The article did not mention misconduct charges, although the newspaper published a story earlier mentioning allegations against two of the men. The other five priests retiring had no charges against them, said Joanne Novarro, spokeswoman for the diocese.
“To my knowledge, five have had allegations made against them [of sexual misconduct involving minors] and have had their faculties removed,” Novarro said. When a bishop removes a priest’s faculties, he can no longer celebrate Mass, hear confession or represent himself in public as a priest.
Asked whether Bishop William Murphy also would seek to have the priests defrocked – a complex process that requires Vatican approval – Novarro said she did not know. Unless the men are defrocked, they will draw health and retirement benefits from the diocese.
“I’m not sure the bishop has made a decision on any of them, because the allegations are still under investigation in many cases,” she said.
Murphy, who had voted earlier this month with the majority of the nation’s bishops in favor of a binding policy requiring the removal of any priest who had abused a minor, had instituted such a policy in Rockville Centre several months earlier.
THE NATIONAL POLICY LEAVES IT TO EACH BISHOP TO DECIDE
The national policy leaves it to each bishop to decide whether to pursue the canon-law process to defrock, or laicize the priest. Murphy has asked several priests to voluntarily apply for laicization, but he has not indicated how he will proceed in cases where the priest refuses. Those retiring priests who have allegations against them are:
The Rev. Joseph C. McComiskey, pastor of St. Edward the Confessor Church, Syosset, since 1990. McComisky could not be reached. Novarro said an allegation against him was made on the diocese’s new sex abuse hotline and was referred to local prosecutors. She said she did not know details of the complaint.
The Rev. Louis Newman, who has worked in a San Diego diocese for the last decade after serving in several parishes on Long Island, the last one being SS. Cyril and Methodius in Deer Park in the mid- to late 1980s. No details of the complaint were available.
Msgr. Charles A. Ribaudo, formerly of St. Dominic’s Church in Oyster Bay since 1987, who was removed as a result of allegations that he had abused Michael Hands more than 20 years ago when Hands was a high school student. Ribaudo denied the allegations in an April interview. Hands, who went on to become a priest, pleaded guilty in March to sodomy charges involving a teenage boy.
The Rev. Robert Saccacio, who had been pastor of St. Martin of Tours in Amityville since 1987, in connection with allegations he had abused a teenager in the 1960s.

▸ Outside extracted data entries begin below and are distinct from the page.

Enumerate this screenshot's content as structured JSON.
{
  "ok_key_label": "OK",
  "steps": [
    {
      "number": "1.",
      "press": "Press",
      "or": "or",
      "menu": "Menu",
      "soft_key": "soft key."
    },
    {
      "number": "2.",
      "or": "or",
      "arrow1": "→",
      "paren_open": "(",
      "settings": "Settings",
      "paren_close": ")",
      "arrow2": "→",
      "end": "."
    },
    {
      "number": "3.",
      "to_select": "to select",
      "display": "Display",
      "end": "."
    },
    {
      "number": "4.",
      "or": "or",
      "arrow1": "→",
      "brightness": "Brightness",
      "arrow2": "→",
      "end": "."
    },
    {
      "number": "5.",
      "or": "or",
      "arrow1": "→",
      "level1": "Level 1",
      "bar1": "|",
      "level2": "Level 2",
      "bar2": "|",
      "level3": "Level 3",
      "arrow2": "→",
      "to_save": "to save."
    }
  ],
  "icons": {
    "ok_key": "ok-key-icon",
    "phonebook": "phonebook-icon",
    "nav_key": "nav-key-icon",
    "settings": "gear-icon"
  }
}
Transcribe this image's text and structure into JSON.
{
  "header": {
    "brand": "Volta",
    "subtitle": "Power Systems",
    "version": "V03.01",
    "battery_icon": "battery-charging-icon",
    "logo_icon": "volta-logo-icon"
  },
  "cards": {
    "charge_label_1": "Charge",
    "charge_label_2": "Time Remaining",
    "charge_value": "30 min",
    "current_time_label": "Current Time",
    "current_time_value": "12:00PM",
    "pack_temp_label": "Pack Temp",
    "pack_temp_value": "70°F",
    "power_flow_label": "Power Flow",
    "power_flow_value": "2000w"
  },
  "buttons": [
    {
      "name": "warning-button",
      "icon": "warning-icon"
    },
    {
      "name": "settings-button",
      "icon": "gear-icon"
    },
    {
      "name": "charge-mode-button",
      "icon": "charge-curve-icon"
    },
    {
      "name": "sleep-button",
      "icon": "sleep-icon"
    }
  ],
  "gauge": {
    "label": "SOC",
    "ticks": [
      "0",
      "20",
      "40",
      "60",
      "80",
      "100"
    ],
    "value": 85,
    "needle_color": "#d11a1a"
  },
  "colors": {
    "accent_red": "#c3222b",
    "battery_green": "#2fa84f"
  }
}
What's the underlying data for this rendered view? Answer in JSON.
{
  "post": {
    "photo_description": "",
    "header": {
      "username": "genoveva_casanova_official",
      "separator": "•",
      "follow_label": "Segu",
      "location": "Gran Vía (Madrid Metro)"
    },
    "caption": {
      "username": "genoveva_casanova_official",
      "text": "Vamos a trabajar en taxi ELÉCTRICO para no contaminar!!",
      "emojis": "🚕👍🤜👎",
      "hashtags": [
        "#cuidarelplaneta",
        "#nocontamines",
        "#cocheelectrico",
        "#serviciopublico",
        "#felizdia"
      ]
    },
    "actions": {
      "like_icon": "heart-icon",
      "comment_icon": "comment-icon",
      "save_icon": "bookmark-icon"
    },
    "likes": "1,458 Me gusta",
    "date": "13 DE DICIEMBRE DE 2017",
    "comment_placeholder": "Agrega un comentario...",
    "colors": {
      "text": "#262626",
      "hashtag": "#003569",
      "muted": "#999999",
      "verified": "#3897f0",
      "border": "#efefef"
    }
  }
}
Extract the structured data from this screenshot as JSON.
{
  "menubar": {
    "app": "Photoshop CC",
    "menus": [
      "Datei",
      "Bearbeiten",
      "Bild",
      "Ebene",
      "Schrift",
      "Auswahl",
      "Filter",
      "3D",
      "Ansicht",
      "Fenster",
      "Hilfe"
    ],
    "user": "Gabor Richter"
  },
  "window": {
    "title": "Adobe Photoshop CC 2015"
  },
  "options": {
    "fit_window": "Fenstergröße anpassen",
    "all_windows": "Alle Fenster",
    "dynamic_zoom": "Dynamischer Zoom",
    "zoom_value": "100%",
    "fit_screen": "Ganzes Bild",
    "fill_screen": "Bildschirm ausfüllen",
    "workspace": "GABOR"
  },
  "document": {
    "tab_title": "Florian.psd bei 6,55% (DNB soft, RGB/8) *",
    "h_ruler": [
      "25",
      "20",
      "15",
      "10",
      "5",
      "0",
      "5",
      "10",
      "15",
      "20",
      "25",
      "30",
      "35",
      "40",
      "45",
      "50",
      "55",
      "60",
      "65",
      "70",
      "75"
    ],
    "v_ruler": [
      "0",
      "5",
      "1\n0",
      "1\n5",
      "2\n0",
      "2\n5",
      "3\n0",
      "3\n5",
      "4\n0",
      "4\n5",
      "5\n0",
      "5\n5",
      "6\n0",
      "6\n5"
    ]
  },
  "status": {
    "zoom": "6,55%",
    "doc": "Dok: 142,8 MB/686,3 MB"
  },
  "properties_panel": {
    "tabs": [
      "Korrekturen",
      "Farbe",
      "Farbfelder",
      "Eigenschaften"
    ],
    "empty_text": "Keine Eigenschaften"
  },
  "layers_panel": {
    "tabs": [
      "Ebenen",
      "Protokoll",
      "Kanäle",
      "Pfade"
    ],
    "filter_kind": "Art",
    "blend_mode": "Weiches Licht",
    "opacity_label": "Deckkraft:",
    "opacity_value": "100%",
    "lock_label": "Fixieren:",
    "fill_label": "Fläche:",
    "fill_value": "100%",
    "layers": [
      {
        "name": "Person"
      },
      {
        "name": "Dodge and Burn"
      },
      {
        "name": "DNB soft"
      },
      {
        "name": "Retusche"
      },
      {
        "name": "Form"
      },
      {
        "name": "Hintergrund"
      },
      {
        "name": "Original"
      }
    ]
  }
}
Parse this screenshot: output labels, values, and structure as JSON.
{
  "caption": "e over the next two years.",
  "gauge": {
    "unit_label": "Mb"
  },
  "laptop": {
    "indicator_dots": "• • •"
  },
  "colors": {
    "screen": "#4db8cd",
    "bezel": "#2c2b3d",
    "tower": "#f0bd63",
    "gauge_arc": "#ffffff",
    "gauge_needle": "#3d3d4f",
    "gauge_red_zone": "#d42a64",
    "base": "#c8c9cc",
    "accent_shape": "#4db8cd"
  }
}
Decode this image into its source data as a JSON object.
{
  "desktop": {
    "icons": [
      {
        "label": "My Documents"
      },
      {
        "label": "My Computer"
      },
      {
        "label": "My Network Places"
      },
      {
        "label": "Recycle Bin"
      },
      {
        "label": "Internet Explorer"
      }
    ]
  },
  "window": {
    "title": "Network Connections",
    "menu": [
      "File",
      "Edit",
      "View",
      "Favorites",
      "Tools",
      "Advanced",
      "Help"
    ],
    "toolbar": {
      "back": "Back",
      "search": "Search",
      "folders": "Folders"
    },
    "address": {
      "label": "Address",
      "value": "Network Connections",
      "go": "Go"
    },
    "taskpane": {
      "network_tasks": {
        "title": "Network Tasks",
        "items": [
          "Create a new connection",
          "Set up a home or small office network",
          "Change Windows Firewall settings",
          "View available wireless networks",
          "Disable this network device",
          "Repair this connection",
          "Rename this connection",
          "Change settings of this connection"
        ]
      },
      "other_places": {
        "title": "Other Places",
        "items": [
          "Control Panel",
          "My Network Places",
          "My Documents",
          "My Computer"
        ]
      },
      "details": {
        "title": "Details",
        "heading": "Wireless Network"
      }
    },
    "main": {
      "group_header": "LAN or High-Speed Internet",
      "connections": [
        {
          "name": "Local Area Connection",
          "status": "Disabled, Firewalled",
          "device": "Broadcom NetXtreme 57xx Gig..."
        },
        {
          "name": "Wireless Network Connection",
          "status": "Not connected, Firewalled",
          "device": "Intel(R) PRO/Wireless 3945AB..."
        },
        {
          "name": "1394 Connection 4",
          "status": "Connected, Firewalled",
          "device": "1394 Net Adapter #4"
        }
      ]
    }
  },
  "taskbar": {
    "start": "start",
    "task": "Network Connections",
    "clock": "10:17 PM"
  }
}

Saccacio, who retired May 1, could not be reached.
The Rev. Kenneth Nee, who was pastor of Our Lady of Fatima in Manorhaven since 1980, in connection with allegations he had abused a teenager in the 1960s. Nee, who retired May 1, could not be reached.
One active diocesan priest reacted angrily to the diocese newspaper’s mixing of names.
“I cannot believe that they have put good priests in the same list with abusers,” said the priest, who asked not to be named. “It is incredibly disrespectful to them and hurtful to their parishes. I can’t imagine what they were thinking to put out a list like this.”
The editor of The Long Island Catholic referred questions to Novarro, who declined to comment.